西本聡 上席研究員 平成17年度地盤工学会北海道支部賞を受賞!


 平成18年4月27日、ホテルモントレ札幌で、「平成17年度地盤工学会北海道支部通常総会」が開催され、寒地地盤チームの西本聡上席研究員が、「平成17年度地盤工学会北海道支部賞」を受賞しました。これは平成18年2月6〜7日に開催された「第46回地盤工学会北海道支部技術報告会」において発表した「苫小牧アレーで観測された2003年十勝沖地震の地震動の特徴」(共著者:三輪滋、池田隆明(飛島建設防災R&Dセンター))に対して授与されたものです。

 寒地土木研究所では、苫小牧東部の日高自動車道の2地点の軟弱地盤において、砂層・火山灰層の液状化特性の把握、道路盛土の液状化対策効果の確認、道路盛土の地震時挙動の検討などを目的として地盤と道路盛土の液状化アレー観測を1990年より実施しています。液状化アレー観測とは地震計を集中的に配置し特定の構造物や地盤の挙動を観測するものです。2004年までに1993年釧路沖地震の際に土中の間隙水圧が上昇した記録などが観測され、様々な角度から、分析検討を行ってきました。2003年十勝沖地震では、過剰間隙水圧の上昇記録と今までにもっとも大きな加速度記録が観測されました。

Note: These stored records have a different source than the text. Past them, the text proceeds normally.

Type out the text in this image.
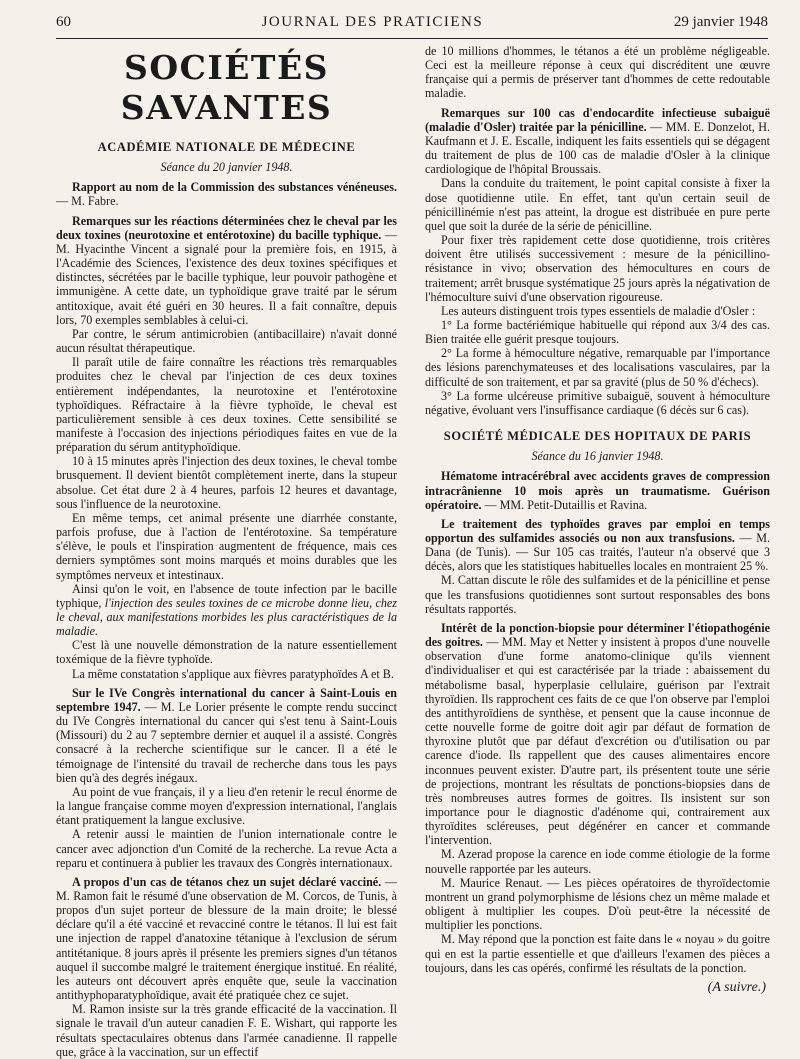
60	JOURNAL DES PRATICIENS	29 janvier 1948
SOCIÉTÉS SAVANTES
ACADÉMIE NATIONALE DE MÉDECINE
Séance du 20 janvier 1948.

Rapport au nom de la Commission des substances vénéneuses. — M. Fabre.

Remarques sur les réactions déterminées chez le cheval par les deux toxines (neurotoxine et entérotoxine) du bacille typhique. — M. Hyacinthe Vincent a signalé pour la première fois, en 1915, à l'Académie des Sciences, l'existence des deux toxines spécifiques et distinctes, sécrétées par le bacille typhique, leur pouvoir pathogène et immunigène. A cette date, un typhoïdique grave traité par le sérum antitoxique, avait été guéri en 30 heures. Il a fait connaître, depuis lors, 70 exemples semblables à celui-ci.

Par contre, le sérum antimicrobien (antibacillaire) n'avait donné aucun résultat thérapeutique.

Il paraît utile de faire connaître les réactions très remarquables produites chez le cheval par l'injection de ces deux toxines entièrement indépendantes, la neurotoxine et l'entérotoxine typhoïdiques. Réfractaire à la fièvre typhoïde, le cheval est particulièrement sensible à ces deux toxines. Cette sensibilité se manifeste à l'occasion des injections périodiques faites en vue de la préparation du sérum antityphoïdique.

10 à 15 minutes après l'injection des deux toxines, le cheval tombe brusquement. Il devient bientôt complètement inerte, dans la stupeur absolue. Cet état dure 2 à 4 heures, parfois 12 heures et davantage, sous l'influence de la neurotoxine.

En même temps, cet animal présente une diarrhée constante, parfois profuse, due à l'action de l'entérotoxine. Sa température s'élève, le pouls et l'inspiration augmentent de fréquence, mais ces derniers symptômes sont moins marqués et moins durables que les symptômes nerveux et intestinaux.

Ainsi qu'on le voit, en l'absence de toute infection par le bacille typhique, l'injection des seules toxines de ce microbe donne lieu, chez le cheval, aux manifestations morbides les plus caractéristiques de la maladie.

C'est là une nouvelle démonstration de la nature essentiellement toxémique de la fièvre typhoïde.

La même constatation s'applique aux fièvres paratyphoïdes A et B.

Sur le IVe Congrès international du cancer à Saint-Louis en septembre 1947. — M. Le Lorier présente le compte rendu succinct du IVe Congrès international du cancer qui s'est tenu à Saint-Louis (Missouri) du 2 au 7 septembre dernier et auquel il a assisté. Congrès consacré à la recherche scientifique sur le cancer. Il a été le témoignage de l'intensité du travail de recherche dans tous les pays bien qu'à des degrés inégaux.

Au point de vue français, il y a lieu d'en retenir le recul énorme de la langue française comme moyen d'expression international, l'anglais étant pratiquement la langue exclusive.

A retenir aussi le maintien de l'union internationale contre le cancer avec adjonction d'un Comité de la recherche. La revue Acta a reparu et continuera à publier les travaux des Congrès internationaux.

A propos d'un cas de tétanos chez un sujet déclaré vacciné. — M. Ramon fait le résumé d'une observation de M. Corcos, de Tunis, à propos d'un sujet porteur de blessure de la main droite; le blessé déclare qu'il a été vacciné et revacciné contre le tétanos. Il lui est fait une injection de rappel d'anatoxine tétanique à l'exclusion de sérum antitétanique. 8 jours après il présente les premiers signes d'un tétanos auquel il succombe malgré le traitement énergique institué. En réalité, les auteurs ont découvert après enquête que, seule la vaccination antithyphoparatyphoïdique, avait été pratiquée chez ce sujet.

M. Ramon insiste sur la très grande efficacité de la vaccination. Il signale le travail d'un auteur canadien F. E. Wishart, qui rapporte les résultats spectaculaires obtenus dans l'armée canadienne. Il rappelle que, grâce à la vaccination, sur un effectif

de 10 millions d'hommes, le tétanos a été un problème négligeable. Ceci est la meilleure réponse à ceux qui discréditent une œuvre française qui a permis de préserver tant d'hommes de cette redoutable maladie.

Remarques sur 100 cas d'endocardite infectieuse subaiguë (maladie d'Osler) traitée par la pénicilline. — MM. E. Donzelot, H. Kaufmann et J. E. Escalle, indiquent les faits essentiels qui se dégagent du traitement de plus de 100 cas de maladie d'Osler à la clinique cardiologique de l'hôpital Broussais.

Dans la conduite du traitement, le point capital consiste à fixer la dose quotidienne utile. En effet, tant qu'un certain seuil de pénicillinémie n'est pas atteint, la drogue est distribuée en pure perte quel que soit la durée de la série de pénicilline.

Pour fixer très rapidement cette dose quotidienne, trois critères doivent être utilisés successivement : mesure de la pénicillino-résistance in vivo; observation des hémocultures en cours de traitement; arrêt brusque systématique 25 jours après la négativation de l'hémoculture suivi d'une observation rigoureuse.

Les auteurs distinguent trois types essentiels de maladie d'Osler :

1° La forme bactériémique habituelle qui répond aux 3/4 des cas. Bien traitée elle guérit presque toujours.

2° La forme à hémoculture négative, remarquable par l'importance des lésions parenchymateuses et des localisations vasculaires, par la difficulté de son traitement, et par sa gravité (plus de 50 % d'échecs).

3° La forme ulcéreuse primitive subaiguë, souvent à hémoculture négative, évoluant vers l'insuffisance cardiaque (6 décès sur 6 cas).

SOCIÉTÉ MÉDICALE DES HOPITAUX DE PARIS
Séance du 16 janvier 1948.

Hématome intracérébral avec accidents graves de compression intracrânienne 10 mois après un traumatisme. Guérison opératoire. — MM. Petit-Dutaillis et Ravina.

Le traitement des typhoïdes graves par emploi en temps opportun des sulfamides associés ou non aux transfusions. — M. Dana (de Tunis). — Sur 105 cas traités, l'auteur n'a observé que 3 décès, alors que les statistiques habituelles locales en montraient 25 %.

M. Cattan discute le rôle des sulfamides et de la pénicilline et pense que les transfusions quotidiennes sont surtout responsables des bons résultats rapportés.

Intérêt de la ponction-biopsie pour déterminer l'étiopathogénie des goitres. — MM. May et Netter y insistent à propos d'une nouvelle observation d'une forme anatomo-clinique qu'ils viennent d'individualiser et qui est caractérisée par la triade : abaissement du métabolisme basal, hyperplasie cellulaire, guérison par l'extrait thyroïdien. Ils rapprochent ces faits de ce que l'on observe par l'emploi des antithyroïdiens de synthèse, et pensent que la cause inconnue de cette nouvelle forme de goitre doit agir par défaut de formation de thyroxine plutôt que par défaut d'excrétion ou d'utilisation ou par carence d'iode. Ils rappellent que des causes alimentaires encore inconnues peuvent exister. D'autre part, ils présentent toute une série de projections, montrant les résultats de ponctions-biopsies dans de très nombreuses autres formes de goitres. Ils insistent sur son importance pour le diagnostic d'adénome qui, contrairement aux thyroïdites scléreuses, peut dégénérer en cancer et commande l'intervention.

M. Azerad propose la carence en iode comme étiologie de la forme nouvelle rapportée par les auteurs.

M. Maurice Renaut. — Les pièces opératoires de thyroïdectomie montrent un grand polymorphisme de lésions chez un même malade et obligent à multiplier les coupes. D'où peut-être la nécessité de multiplier les ponctions.

M. May répond que la ponction est faite dans le « noyau » du goitre qui en est la partie essentielle et que d'ailleurs l'examen des pièces a toujours, dans les cas opérés, confirmé les résultats de la ponction.

(A suivre.)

 本論文では、十勝沖地震本震および余震で獲得した地震動記録と過去の記録の分析により、表層地盤の非線形増幅特性、間隙水圧上昇特性、記録に含まれるやや長周期地震動の特徴などを検討しました。その結果、地震動レベルの増大にしたがい、表層地盤のせん断ひずみの増大や過剰間隙水圧の上昇によりせん断剛性が低下し、表層地盤の一次固有振動数は小さな地震動に比べて80%程度にまで低下したこと、地中に対する地表の振幅比が低下したことなど表層地盤の非線形増幅特性を明らかにしました。また、5秒から8秒にかけてのやや長周期成分の卓越は、苫小牧観測点が位置する勇払平野の深い堆積地盤構造で励起された地震動の影響と考えられますが、特に勇払平野に限られることではなく、深い堆積地盤構造を持つ平野部では重要な課題であることを指摘しました。

 このような研究成果は、表層地盤の地震時挙動を検討する場合の地盤に生じる非線形性の重要性、やや長周期地震動の励起について深い地盤構造を考慮する必要性を提起し、地盤耐震工学に関する重要な知見を提供していることから、地盤工学に関する学術および技術の進歩発展に寄与すると認められたものです。